Analysts at the firm noted that, despite the change in tone, overall enterprise spending on cybersecurity has held up. Budgets are largely stable and, in some cases, showing modest growth. Nevertheless, the shift toward AI has increased pressure on vendors to demonstrate accelerating growth to sustain current valuations in what William Blair described as an 'AI-disrupted SaaS environment.'
In a separate note, CrowdStrike was called out as a preferred name. William Blair highlighted strong demand for the firm's AI-enhanced endpoint security solutions and early traction from what it described as emerging 'agentic AI' security operations. The brokerage believes CrowdStrike is positioned to gain share across cloud, identity and security operations segments.

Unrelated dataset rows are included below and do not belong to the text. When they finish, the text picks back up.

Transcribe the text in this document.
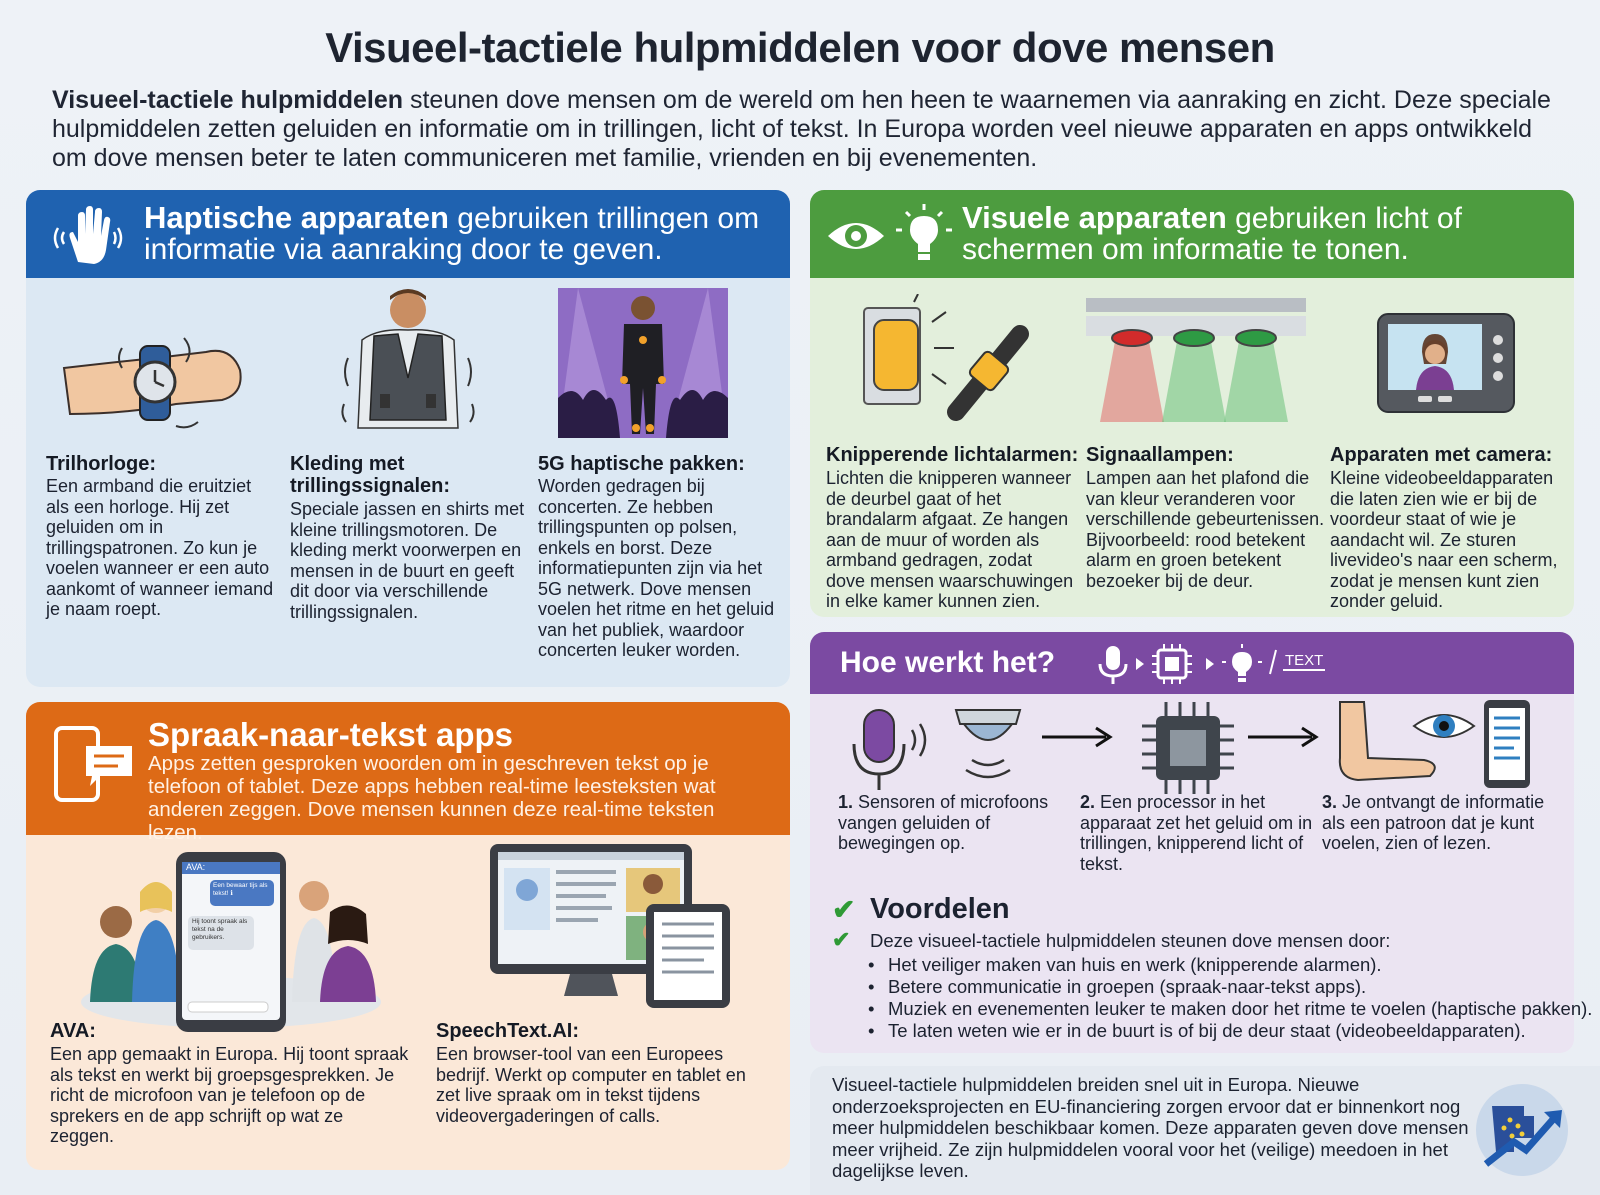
Visueel-tactiele hulpmiddelen voor dove mensen
Visueel-tactiele hulpmiddelen steunen dove mensen om de wereld om hen heen te waarnemen via aanraking en zicht. Deze speciale hulpmiddelen zetten geluiden en informatie om in trillingen, licht of tekst. In Europa worden veel nieuwe apparaten en apps ontwikkeld om dove mensen beter te laten communiceren met familie, vrienden en bij evenementen.
Haptische apparaten gebruiken trillingen om informatie via aanraking door te geven.
Trilhorloge:
Een armband die eruitziet als een horloge. Hij zet geluiden om in trillingspatronen. Zo kun je voelen wanneer er een auto aankomt of wanneer iemand je naam roept.
Kleding met trillingssignalen:
Speciale jassen en shirts met kleine trillingsmotoren. De kleding merkt voorwerpen en mensen in de buurt en geeft dit door via verschillende trillingssignalen.
5G haptische pakken:
Worden gedragen bij concerten. Ze hebben trillingspunten op polsen, enkels en borst. Deze informatiepunten zijn via het 5G netwerk. Dove mensen voelen het ritme en het geluid van het publiek, waardoor concerten leuker worden.
Spraak-naar-tekst apps
Apps zetten gesproken woorden om in geschreven tekst op je telefoon of tablet. Deze apps hebben real-time leesteksten wat anderen zeggen. Dove mensen kunnen deze real-time teksten lezen.
AVA:
Een bewaar tijs als tekst! ℹ
Hij toont spraak als tekst na de gebruikers.
AVA:
Een app gemaakt in Europa. Hij toont spraak als tekst en werkt bij groepsgesprekken. Je richt de microfoon van je telefoon op de sprekers en de app schrijft op wat ze zeggen.
SpeechText.AI:
Een browser-tool van een Europees bedrijf. Werkt op computer en tablet en zet live spraak om in tekst tijdens videovergaderingen of calls.
Visuele apparaten gebruiken licht of schermen om informatie te tonen.
Knipperende lichtalarmen:
Lichten die knipperen wanneer de deurbel gaat of het brandalarm afgaat. Ze hangen aan de muur of worden als armband gedragen, zodat dove mensen waarschuwingen in elke kamer kunnen zien.
Signaallampen:
Lampen aan het plafond die van kleur veranderen voor verschillende gebeurtenissen. Bijvoorbeeld: rood betekent alarm en groen betekent bezoeker bij de deur.
Apparaten met camera:
Kleine videobeeldapparaten die laten zien wie er bij de voordeur staat of wie je aandacht wil. Ze sturen livevideo's naar een scherm, zodat je mensen kunt zien zonder geluid.
Hoe werkt het?	TEXT
1. Sensoren of microfoons vangen geluiden of bewegingen op.
2. Een processor in het apparaat zet het geluid om in trillingen, knipperend licht of tekst.
3. Je ontvangt de informatie als een patroon dat je kunt voelen, zien of lezen.
✔ Voordelen
✔ Deze visueel-tactiele hulpmiddelen steunen dove mensen door:
• Het veiliger maken van huis en werk (knipperende alarmen).
• Betere communicatie in groepen (spraak-naar-tekst apps).
• Muziek en evenementen leuker te maken door het ritme te voelen (haptische pakken).
• Te laten weten wie er in de buurt is of bij de deur staat (videobeeldapparaten).
Visueel-tactiele hulpmiddelen breiden snel uit in Europa. Nieuwe onderzoeksprojecten en EU-financiering zorgen ervoor dat er binnenkort nog meer hulpmiddelen beschikbaar komen. Deze apparaten geven dove mensen meer vrijheid. Ze zijn hulpmiddelen vooral voor het (veilige) meedoen in het dagelijkse leven.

Other vendors that received positive commentary included Okta, Cloudflare and Akamai, with their roles in identity, edge infrastructure and platform-based security solutions cited as supportive of long-term demand dynamics.
The downgrades of the vulnerability-management specialists reflect a specific worry: that advanced AI may transform the way vulnerabilities are detected, prioritized and fixed. William Blair argued that such models could automate substantial portions of those workflows, potentially diminishing reliance on traditional vulnerability tools.
Still, the brokerage stopped short of a broadly negative outlook for the affected vendors. It pointed to features that could constrain downside, including sticky customer relationships, comparatively low valuation levels, and the prospect that AI might ultimately augment existing platforms rather than replace them outright.
Enterprises are increasingly reallocating IT budgets toward AI initiatives, including spending on data security, identity management and AI governance. That reallocation, William Blair observed, is creating tension with conventional software spending, as firms attempt to balance higher infrastructure costs against new AI investments.
Despite elevated geopolitical risks, the firm reported cybersecurity spending has remained steady so far in 2026. Analysts also noted an absence of any major slowdown in deal pipelines, while warning that market volatility may continue as participants respond to rapid AI advances.
Key points
- William Blair downgraded Qualys, Tenable and Rapid7 to Market Perform due to AI-driven uncertainty affecting vulnerability management.
- CrowdStrike, Okta and Cloudflare received favorable mentions for their positioning in AI-powered security and identity/edge infrastructure offerings.
- Overall cybersecurity budgets remain stable and in some cases modestly growing, but firms face pressure to accelerate revenue in an AI-disrupted SaaS landscape.
Risks and uncertainties
- Advanced AI models may automate vulnerability detection and remediation, potentially reducing demand for traditional vulnerability-management tools.
- Reallocation of IT budgets toward AI initiatives could compress spending on legacy software as companies balance rising infrastructure costs with new investments in AI.
- Ongoing market volatility is possible as investors and customers adjust to rapid AI advancements, even though deal pipelines have not slowed significantly.